The last couple rides have been good, particularly the most recent one. I’ve been riding with a friend, and Sofa was really excited to have another horse in the arena (not…she does enjoy making ugly faces at him, though). She’s really starting to “get” poll flexion and respond nicely to the rein aids. I’ve been working on that with her for a few rides now, just little bits at a time, and she was kind of resistant at first but now it seems she’s figured it out, at least at the walk. She did so well with flexion last time. I was amazed. She even reached down into the contact definitively but without pulling, just like Choo-Choo started to do in my last lesson. I swear the two of them have been talking, and Sofie just had to show me she could do it just as well as Choo-Choo. Fine by me. I hope Choo-Choo tells Sofie how to keep her ears up and canter in the arena!
I also worked on moving Sofie off my leg, not trying for any dramatic crossovers right now but just some sideways response. She was pretty light to my leg the last time I rode her. I do need to work on not nagging…I think I give a little too much support with my seat and leg. Not so much that it wears me out, but a bit too much. She’s so light, I don’t want to make her dull. The Jesse lessons have helped me figure out what I need to do with her, and the little adjustments I need to make for everything to be better and more correct.

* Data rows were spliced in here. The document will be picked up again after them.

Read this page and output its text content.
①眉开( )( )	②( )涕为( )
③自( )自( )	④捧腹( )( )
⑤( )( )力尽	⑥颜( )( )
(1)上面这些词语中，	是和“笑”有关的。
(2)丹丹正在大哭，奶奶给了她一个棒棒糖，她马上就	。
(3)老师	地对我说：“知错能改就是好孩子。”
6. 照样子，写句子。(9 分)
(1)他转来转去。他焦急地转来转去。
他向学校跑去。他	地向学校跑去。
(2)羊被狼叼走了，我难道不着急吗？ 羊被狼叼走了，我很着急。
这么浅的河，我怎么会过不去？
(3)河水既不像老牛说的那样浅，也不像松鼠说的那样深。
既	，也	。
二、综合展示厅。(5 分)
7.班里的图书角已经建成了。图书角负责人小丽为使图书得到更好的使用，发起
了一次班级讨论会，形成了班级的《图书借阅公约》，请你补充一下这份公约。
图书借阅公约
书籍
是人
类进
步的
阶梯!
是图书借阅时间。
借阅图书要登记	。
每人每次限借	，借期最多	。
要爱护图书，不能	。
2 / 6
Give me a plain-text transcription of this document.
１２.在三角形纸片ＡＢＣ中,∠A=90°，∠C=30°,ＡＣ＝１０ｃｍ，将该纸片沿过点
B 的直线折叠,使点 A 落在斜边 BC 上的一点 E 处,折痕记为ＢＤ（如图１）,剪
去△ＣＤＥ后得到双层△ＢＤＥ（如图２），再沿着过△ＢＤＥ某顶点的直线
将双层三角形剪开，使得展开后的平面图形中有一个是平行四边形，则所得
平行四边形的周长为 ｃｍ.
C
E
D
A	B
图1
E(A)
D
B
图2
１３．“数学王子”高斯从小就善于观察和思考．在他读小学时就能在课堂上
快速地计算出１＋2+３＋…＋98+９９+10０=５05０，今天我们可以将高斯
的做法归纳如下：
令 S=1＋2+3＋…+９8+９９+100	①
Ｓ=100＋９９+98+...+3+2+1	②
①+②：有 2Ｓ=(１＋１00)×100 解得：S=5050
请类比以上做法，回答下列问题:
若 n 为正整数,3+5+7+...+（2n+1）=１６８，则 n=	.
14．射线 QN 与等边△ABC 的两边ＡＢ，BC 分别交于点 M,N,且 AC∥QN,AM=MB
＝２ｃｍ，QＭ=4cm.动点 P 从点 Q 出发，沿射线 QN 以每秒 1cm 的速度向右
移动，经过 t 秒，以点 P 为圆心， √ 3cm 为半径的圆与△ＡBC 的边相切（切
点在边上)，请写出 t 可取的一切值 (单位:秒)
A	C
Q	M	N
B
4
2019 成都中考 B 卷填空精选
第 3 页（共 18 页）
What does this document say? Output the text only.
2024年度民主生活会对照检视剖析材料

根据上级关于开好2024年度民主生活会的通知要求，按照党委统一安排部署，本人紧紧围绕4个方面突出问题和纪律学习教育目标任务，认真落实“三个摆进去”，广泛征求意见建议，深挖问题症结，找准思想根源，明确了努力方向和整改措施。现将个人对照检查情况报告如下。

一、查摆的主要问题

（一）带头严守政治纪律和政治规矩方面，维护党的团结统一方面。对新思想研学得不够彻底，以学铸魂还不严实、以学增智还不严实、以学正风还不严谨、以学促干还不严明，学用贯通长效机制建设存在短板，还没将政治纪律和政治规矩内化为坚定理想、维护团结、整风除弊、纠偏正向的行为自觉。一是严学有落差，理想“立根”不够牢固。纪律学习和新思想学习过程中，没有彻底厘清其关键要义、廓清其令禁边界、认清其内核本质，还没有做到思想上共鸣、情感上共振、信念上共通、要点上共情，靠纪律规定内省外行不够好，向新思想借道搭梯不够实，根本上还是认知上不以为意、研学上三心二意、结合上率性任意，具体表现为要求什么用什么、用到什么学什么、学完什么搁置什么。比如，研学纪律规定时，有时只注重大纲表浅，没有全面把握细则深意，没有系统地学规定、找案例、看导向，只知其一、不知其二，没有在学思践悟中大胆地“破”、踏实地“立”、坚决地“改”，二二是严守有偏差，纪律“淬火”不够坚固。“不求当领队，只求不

I did some rein-back the last two rides. She did much better this last time than she did previously. And she was much sounder at the trot. She actually did several trot transitions, and trotted more than halfway around the arena once before she started head-bobbing. I rode without stirrups the entire time, except for the few minutes I rode outside. She was calm yet energetic and seemed happy to be out there. It was really fun, a really good ride for both of us, and it reminded me why I love my horse. Even with all her soundness issues, she’s still trying for me. And much as I love the adorable little Choo-Choo, with her soundness and unceasingly willing attitude, I know I could never have ridden her without Sofie. And don't tell Sofie this, but eventually I would probably get bored with a super-willing, seemingly opinionless horse.
As a super special reward for reading all the way through this super excitingness, I present Our Super Specialty - bad conformation photos! You know you love them. Actually, though, I must say that these are not too bad, by our standards. The hay belly, sickle hocks and fuzziness cannot be helped. The shavings tail fail was a regrettable oversight.